In South Africa alone, nearly 60% of mobile banking fraud cases are linked to SIM-swap attacks, according to a 2025 telecoms security report from the Communication Risk Information Centre (COMRiC). The same report estimates that telecommunications-linked fraud costs the country about R5.3 billion per year.
Making financial services resilient to shocks
As financial services become more mobile and cloud-driven, cybersecurity is becoming a foundational part of financial stability. In wanting to protect payment systems from external shocks, it’s essential that operational resilience is considered.
Historically, regulators have encouraged banks to be resilient through guidelines and best practices. But now regulators are making resilience a legal requirement.

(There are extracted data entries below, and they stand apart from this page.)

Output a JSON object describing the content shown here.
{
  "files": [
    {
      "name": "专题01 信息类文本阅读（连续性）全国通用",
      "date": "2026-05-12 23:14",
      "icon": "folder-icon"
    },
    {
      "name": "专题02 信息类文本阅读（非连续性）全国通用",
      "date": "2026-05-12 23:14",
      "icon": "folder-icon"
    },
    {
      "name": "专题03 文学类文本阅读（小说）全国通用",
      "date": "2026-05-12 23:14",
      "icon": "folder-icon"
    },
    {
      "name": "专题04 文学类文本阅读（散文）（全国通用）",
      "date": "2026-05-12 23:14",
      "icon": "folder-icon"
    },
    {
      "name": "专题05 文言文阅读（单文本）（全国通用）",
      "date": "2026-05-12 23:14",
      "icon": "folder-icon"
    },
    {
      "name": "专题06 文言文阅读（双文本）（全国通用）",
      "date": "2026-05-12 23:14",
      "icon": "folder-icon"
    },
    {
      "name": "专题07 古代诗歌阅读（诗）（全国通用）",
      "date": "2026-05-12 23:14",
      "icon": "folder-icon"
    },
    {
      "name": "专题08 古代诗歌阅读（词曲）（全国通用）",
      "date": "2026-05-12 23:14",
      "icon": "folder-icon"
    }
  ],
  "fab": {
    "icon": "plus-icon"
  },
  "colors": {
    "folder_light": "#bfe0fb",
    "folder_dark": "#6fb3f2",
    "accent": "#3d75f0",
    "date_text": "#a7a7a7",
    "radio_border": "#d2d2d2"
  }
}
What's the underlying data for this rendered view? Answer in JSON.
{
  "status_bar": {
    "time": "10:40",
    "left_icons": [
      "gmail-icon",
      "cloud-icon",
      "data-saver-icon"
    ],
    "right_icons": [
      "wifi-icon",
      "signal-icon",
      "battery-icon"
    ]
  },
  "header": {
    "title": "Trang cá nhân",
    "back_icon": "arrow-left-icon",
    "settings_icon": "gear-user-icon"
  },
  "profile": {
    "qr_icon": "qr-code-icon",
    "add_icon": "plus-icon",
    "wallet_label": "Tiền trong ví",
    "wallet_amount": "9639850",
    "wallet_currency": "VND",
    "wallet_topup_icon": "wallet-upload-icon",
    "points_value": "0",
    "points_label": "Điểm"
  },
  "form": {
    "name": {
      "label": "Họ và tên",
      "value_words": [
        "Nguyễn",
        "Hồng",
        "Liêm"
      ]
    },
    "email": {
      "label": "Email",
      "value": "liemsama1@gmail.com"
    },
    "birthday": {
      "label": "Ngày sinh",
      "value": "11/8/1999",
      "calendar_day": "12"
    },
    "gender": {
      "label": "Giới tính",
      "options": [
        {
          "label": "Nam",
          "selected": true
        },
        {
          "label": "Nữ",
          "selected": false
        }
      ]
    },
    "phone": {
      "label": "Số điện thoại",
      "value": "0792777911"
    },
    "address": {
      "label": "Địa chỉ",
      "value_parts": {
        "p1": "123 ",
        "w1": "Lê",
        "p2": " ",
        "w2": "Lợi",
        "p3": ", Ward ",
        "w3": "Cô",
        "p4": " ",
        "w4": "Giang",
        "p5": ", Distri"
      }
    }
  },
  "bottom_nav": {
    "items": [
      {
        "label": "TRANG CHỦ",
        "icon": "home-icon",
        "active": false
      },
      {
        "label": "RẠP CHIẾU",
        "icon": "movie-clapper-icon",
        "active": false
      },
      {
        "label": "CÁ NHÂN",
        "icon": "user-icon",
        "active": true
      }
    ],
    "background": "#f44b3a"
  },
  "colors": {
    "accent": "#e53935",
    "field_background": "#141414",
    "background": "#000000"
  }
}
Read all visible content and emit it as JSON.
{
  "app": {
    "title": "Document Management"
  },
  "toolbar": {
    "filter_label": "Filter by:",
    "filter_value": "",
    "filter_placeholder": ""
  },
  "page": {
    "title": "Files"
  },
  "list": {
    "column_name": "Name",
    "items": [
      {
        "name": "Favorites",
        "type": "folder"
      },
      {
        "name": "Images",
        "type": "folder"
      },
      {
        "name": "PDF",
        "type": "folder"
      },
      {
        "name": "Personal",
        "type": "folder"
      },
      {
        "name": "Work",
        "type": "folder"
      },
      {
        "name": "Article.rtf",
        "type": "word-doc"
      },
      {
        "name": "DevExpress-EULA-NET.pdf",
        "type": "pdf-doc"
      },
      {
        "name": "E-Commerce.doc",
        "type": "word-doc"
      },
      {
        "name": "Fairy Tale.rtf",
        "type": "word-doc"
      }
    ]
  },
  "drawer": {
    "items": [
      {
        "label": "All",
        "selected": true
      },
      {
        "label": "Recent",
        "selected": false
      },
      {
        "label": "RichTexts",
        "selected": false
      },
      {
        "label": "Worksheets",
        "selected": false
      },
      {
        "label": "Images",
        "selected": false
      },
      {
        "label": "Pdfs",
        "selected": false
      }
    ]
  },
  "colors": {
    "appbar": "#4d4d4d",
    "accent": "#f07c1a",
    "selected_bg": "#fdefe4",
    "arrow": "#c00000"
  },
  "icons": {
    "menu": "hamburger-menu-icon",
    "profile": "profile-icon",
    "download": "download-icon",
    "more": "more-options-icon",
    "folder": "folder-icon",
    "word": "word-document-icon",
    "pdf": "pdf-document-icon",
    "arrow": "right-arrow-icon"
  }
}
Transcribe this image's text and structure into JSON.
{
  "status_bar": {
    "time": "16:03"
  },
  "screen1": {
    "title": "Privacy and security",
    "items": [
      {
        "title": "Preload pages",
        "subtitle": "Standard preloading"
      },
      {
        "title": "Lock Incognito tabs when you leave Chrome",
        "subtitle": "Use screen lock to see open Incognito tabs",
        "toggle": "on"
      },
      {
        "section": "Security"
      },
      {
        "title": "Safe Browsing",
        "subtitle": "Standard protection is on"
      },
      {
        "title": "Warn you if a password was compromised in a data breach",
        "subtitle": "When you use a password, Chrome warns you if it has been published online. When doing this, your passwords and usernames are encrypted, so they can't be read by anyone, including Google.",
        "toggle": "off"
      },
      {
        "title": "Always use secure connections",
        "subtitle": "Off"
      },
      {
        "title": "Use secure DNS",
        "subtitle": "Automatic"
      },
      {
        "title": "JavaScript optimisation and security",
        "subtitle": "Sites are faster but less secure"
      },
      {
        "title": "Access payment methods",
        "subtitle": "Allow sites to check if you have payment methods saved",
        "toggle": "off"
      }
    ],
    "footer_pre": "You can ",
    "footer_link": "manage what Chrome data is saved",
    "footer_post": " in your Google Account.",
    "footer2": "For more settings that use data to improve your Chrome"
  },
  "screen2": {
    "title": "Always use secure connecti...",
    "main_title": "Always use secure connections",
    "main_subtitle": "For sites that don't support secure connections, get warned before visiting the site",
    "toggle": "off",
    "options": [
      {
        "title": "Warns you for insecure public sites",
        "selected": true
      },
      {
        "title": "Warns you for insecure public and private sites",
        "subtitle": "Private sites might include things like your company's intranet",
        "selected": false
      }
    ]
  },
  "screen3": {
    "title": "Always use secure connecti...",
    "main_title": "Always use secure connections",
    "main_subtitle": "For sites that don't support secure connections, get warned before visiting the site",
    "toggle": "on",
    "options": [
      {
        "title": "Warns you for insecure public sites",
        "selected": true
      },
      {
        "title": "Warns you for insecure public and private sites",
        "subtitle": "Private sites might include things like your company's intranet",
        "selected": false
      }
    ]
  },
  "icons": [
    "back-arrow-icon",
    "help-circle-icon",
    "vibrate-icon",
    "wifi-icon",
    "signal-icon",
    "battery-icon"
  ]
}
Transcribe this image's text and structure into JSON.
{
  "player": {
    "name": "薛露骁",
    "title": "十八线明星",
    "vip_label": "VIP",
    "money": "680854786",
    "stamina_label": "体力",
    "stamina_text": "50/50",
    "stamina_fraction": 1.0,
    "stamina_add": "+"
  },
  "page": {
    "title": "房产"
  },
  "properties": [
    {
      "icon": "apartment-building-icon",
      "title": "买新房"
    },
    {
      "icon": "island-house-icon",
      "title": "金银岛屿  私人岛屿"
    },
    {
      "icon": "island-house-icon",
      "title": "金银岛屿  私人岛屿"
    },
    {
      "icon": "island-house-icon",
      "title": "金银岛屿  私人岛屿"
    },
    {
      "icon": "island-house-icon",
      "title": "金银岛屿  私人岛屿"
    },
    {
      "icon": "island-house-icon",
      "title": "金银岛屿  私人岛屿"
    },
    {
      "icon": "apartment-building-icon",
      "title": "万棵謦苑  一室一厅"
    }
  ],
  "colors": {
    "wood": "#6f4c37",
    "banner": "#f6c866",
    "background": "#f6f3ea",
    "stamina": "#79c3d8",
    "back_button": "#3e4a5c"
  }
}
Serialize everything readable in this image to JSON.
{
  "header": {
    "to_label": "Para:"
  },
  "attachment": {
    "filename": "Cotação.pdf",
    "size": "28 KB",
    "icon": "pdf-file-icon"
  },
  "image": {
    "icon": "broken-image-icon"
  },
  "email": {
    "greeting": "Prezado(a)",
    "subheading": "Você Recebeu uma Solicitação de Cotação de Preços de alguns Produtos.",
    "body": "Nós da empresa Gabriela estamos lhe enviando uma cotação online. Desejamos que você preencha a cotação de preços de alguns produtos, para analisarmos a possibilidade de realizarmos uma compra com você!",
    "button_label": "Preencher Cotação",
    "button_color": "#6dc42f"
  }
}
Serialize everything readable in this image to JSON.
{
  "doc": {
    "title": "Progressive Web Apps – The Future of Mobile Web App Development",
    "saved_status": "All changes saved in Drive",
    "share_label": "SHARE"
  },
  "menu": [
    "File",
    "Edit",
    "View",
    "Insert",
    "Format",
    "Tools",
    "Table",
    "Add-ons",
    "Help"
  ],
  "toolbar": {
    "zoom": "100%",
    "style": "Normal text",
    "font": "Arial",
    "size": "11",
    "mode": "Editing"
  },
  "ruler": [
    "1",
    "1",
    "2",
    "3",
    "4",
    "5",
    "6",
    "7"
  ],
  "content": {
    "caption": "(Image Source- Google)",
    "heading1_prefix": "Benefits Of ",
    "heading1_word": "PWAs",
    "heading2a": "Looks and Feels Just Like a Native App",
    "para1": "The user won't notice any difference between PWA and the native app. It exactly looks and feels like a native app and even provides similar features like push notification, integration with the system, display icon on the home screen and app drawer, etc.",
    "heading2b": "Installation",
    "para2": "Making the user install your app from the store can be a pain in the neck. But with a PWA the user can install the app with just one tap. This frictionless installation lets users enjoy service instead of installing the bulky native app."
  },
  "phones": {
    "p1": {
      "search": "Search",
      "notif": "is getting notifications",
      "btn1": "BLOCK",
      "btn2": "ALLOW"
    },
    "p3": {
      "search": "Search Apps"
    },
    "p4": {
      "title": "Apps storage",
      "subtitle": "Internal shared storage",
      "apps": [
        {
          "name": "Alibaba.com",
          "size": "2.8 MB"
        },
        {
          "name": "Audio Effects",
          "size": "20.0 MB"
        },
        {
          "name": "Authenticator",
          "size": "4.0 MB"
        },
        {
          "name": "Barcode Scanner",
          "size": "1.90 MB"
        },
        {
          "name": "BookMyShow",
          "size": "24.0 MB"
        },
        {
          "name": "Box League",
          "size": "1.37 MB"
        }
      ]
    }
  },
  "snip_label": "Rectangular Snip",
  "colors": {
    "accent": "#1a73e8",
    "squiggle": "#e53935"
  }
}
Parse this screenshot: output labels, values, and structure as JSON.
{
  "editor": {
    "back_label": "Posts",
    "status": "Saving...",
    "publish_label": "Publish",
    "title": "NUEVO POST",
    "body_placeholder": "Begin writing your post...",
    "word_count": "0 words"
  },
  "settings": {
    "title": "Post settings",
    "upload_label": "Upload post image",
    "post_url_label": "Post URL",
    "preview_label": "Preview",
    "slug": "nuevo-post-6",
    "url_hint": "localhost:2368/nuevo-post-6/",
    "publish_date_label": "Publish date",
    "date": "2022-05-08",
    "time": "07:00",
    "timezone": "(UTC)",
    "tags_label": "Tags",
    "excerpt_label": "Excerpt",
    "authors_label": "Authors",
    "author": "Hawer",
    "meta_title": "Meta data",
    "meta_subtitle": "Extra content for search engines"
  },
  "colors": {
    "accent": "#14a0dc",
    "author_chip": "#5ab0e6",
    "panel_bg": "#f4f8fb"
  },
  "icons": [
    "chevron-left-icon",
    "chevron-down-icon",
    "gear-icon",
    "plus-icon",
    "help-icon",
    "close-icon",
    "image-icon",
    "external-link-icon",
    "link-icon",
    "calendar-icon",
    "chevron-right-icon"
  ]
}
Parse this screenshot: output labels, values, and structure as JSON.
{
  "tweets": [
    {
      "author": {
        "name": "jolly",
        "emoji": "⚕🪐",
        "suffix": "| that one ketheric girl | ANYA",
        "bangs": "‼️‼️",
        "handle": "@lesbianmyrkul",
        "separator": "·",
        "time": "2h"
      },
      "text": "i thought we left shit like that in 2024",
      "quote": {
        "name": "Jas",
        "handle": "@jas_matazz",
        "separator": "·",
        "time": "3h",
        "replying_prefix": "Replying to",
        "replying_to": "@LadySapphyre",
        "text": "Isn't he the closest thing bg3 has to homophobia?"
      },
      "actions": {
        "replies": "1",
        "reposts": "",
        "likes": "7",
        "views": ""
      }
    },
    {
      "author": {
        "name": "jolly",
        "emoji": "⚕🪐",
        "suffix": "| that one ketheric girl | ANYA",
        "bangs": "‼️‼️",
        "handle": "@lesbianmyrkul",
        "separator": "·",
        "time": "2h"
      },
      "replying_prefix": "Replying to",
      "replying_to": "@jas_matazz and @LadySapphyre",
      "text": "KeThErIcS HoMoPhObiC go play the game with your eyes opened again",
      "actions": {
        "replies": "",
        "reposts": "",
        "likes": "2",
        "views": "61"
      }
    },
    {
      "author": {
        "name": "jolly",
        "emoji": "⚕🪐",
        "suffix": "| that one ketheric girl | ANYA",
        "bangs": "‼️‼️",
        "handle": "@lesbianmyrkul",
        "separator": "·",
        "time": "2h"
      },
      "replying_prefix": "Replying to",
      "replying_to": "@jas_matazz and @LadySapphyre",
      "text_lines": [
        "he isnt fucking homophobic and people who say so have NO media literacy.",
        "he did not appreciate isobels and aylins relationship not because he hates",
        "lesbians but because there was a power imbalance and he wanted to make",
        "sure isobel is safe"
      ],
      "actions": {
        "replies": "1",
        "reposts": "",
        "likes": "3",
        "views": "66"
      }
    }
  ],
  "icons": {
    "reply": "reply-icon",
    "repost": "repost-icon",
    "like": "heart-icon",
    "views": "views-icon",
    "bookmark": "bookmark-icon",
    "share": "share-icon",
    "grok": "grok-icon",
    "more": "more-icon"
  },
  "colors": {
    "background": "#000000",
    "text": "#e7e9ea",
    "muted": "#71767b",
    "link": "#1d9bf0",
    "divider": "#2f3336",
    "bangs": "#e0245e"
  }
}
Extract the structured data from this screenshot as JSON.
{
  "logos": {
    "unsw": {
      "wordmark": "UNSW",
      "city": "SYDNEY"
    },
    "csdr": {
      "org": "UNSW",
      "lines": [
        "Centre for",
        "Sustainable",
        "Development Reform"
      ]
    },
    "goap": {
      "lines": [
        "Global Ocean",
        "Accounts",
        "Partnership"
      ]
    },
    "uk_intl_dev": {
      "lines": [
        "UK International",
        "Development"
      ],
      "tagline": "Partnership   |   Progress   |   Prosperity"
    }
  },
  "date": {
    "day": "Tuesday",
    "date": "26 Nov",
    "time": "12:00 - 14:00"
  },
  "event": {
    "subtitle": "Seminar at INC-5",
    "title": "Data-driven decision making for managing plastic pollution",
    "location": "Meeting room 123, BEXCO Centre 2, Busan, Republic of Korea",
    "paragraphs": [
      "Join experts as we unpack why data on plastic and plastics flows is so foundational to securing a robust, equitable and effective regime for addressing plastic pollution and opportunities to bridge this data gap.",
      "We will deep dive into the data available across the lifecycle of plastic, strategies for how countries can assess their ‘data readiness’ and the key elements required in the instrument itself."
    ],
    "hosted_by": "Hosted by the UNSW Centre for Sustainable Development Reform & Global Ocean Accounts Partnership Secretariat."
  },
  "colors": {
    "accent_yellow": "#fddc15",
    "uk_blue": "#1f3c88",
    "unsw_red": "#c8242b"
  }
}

Increasingly, financial regulators are requiring banks to prove they can keep critical digital and financial services running during cyberattacks, outages or other disruptions, using regulatory models similar to the EU’s DORA framework.
A key part of this type of resilience hinges on data sovereignty and the importance of keeping critical data in-country. This is particularly important in an era where financial services increasingly depend on global cloud platforms and digital ecosystems.
A disruption to a cloud provider, a cyberattack on a third-party service or a breakdown in data governance could quickly ripple across the financial sector. Ensuring that security inspection and data oversight remain within national jurisdiction is therefore, more generally, also a matter of financial sovereignty.
Building trust in the digital economy
Ultimately, the success of mobile money and digital banking depends on one thing above all else: trust.
For millions of South Africans entering the formal financial system for the first time, a mobile device effectively functions as a bank branch in their pocket. If that gateway is compromised through fraud, cyberattacks or system outages, the consequences go far beyond financial loss. It can erode confidence in digital services and slow the progress of financial inclusion.
Freedom Day reminds us that freedom is not only political – it is also economic. The ability to save, send and receive money safely is a fundamental part of participating in modern society and the global economy as a whole.
Mobile money and digital banking have the potential to bring millions more South Africans into the financial system. But as the financial sector becomes more connected and cloud-driven, the resilience and security of these systems will become just as important as their accessibility.
If South Africa wants to unlock the full promise of financial inclusion, the next step is ensuring that the digital infrastructure behind mobile finance is secure, resilient and trusted.